Color photo of old-time wagon wheels in a line. NPS / Hannah Schwalbe
Bill Keys acquired materials from homesteaders leaving the area to resell to new folks coming in.

NPS / Hannah Schwalbe

From 1863 to 1976, United States citizens could claim 160-acre parcels of surveyed lands from the Federal Government under the Homestead Act of 1862—though not after 1936 in the area that became Joshua Tree National Monument. Claimants had three to five years to "prove up" on their property, which meant completing three criteria: building a small home, improving the land, and growing crops or raising stock. In the early years, homesteads were substantiated by two witnesses, often neighbors or friends, willing to sign a “proof document” that allowed the homesteader to receive a deed to his property. In later years, a photo of the improvements was sufficient.
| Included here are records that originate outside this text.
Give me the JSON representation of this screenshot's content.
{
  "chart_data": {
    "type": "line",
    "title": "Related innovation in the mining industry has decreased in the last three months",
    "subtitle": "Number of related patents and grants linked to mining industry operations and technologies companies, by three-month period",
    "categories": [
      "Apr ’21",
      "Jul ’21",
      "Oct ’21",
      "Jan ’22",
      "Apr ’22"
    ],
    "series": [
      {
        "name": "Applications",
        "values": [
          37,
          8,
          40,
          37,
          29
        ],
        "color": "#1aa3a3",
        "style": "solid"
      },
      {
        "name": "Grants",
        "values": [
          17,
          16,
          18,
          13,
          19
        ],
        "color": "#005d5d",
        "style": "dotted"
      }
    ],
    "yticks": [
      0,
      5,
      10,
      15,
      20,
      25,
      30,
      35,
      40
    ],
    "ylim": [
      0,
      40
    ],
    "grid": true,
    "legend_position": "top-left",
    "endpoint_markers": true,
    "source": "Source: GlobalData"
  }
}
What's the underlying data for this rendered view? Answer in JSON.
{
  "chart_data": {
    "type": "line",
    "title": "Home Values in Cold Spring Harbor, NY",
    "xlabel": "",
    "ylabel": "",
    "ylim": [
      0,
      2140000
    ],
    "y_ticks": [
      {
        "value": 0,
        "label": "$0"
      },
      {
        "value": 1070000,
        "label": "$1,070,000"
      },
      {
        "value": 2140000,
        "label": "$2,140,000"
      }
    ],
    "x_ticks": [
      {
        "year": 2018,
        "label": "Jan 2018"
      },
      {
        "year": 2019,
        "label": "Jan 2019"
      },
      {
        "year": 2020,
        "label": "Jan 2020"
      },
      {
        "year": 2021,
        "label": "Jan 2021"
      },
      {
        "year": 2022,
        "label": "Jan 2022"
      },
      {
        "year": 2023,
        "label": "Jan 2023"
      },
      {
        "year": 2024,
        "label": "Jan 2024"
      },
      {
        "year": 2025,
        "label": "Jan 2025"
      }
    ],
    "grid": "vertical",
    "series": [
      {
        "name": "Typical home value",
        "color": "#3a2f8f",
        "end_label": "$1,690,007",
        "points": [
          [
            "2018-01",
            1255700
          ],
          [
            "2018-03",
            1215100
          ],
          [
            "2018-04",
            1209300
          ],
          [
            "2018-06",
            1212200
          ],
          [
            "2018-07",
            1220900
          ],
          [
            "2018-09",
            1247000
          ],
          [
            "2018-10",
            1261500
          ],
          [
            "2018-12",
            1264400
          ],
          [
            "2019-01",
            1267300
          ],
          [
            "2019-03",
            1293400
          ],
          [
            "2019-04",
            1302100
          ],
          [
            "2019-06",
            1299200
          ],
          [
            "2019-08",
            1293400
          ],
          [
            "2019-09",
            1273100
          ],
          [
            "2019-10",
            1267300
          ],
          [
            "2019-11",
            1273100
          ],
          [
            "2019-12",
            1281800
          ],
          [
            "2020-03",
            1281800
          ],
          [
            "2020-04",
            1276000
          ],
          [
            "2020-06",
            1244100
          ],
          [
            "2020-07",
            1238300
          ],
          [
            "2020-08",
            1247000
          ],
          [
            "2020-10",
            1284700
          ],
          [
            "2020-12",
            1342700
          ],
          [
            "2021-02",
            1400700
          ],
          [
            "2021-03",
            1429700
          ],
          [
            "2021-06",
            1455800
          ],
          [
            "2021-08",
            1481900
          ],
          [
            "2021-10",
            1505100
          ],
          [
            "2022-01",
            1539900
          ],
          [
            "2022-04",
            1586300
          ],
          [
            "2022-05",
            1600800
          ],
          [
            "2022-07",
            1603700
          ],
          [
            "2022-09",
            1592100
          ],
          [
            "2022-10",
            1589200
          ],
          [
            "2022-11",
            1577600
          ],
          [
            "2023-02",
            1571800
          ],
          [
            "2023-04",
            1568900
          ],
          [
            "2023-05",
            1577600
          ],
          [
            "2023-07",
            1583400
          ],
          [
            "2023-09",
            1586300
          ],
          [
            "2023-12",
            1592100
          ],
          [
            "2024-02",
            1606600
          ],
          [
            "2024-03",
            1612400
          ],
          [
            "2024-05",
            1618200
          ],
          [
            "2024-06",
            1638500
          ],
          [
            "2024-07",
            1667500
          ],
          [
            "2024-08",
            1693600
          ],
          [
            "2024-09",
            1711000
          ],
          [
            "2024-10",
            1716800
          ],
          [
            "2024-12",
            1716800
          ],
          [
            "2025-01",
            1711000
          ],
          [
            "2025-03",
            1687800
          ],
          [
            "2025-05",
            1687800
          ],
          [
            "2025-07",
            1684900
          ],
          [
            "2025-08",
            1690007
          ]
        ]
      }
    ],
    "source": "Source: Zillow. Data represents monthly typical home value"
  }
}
The high years for homesteading in the U.S. were 1910-1920. Several wet years in the southwest, beginning in 1912, provided enough water to grow crops and attract people to the area. Later, because of hard times created by the depression, some people sought out a rural lifestyle where they could raise their own food without relying on unstable markets and inflated prices. During the 1920s, speculators advertised opportunities in the Mojave Desert, like mining. Some speculators took liberty with their advertising and stuck oranges on the ends of Joshua tree leaves, calling them desert oranges.

But the rains didn’t last. Several years passed with little or no rainfall and the crops failed. Homesteaders drilled water wells, but most were unsuccessful. In many cases water had to be hauled several miles even for household purposes. Conflicts between homesteaders and ranchers over water rights became common.

In 1938 a new type of homesteading, created by the Small Tract Act, allowed veterans to obtain land in the west for health reasons. Veterans of World War I, suffering the effects of chemical gases, like mustard gas, came hoping to benefit from the clean, dry desert air which was better for the lungs than the humid, polluted air of the East Coast. These small homes that sprung up around the Californian deserts are commonly called Jackrabbit Cabins. Veterans did not need to meet the requirements of the Homesteading Act to take advantage of the Small Tract Act as the act was created to meet the needs of people homesteading for health reasons.

Life in the desert presented challenges: Summers were extreme for those used to more temperate climates; the work was hard and neighbors far away. Few homesteaders met the challenge and only 40% were successful. Many farms and small homesteads were abandoned, leaving behind the tiny cabins which still litter the desert in some places. All in all, the Homestead Act converted 270 million acres of public land into private land.

One family that not only survived but thrived in the desert was that of Bill and Frances Keys. For more information about them, take a guided tour of their ranch.

Ryan Ranch is another successful Mojave Desert homestead. The Ryan family had the only truly running water pipes in what today is Joshua Tree National Park. You can visit their homestead on your own by hiking a half mile trail that begins near the Ryan Campground.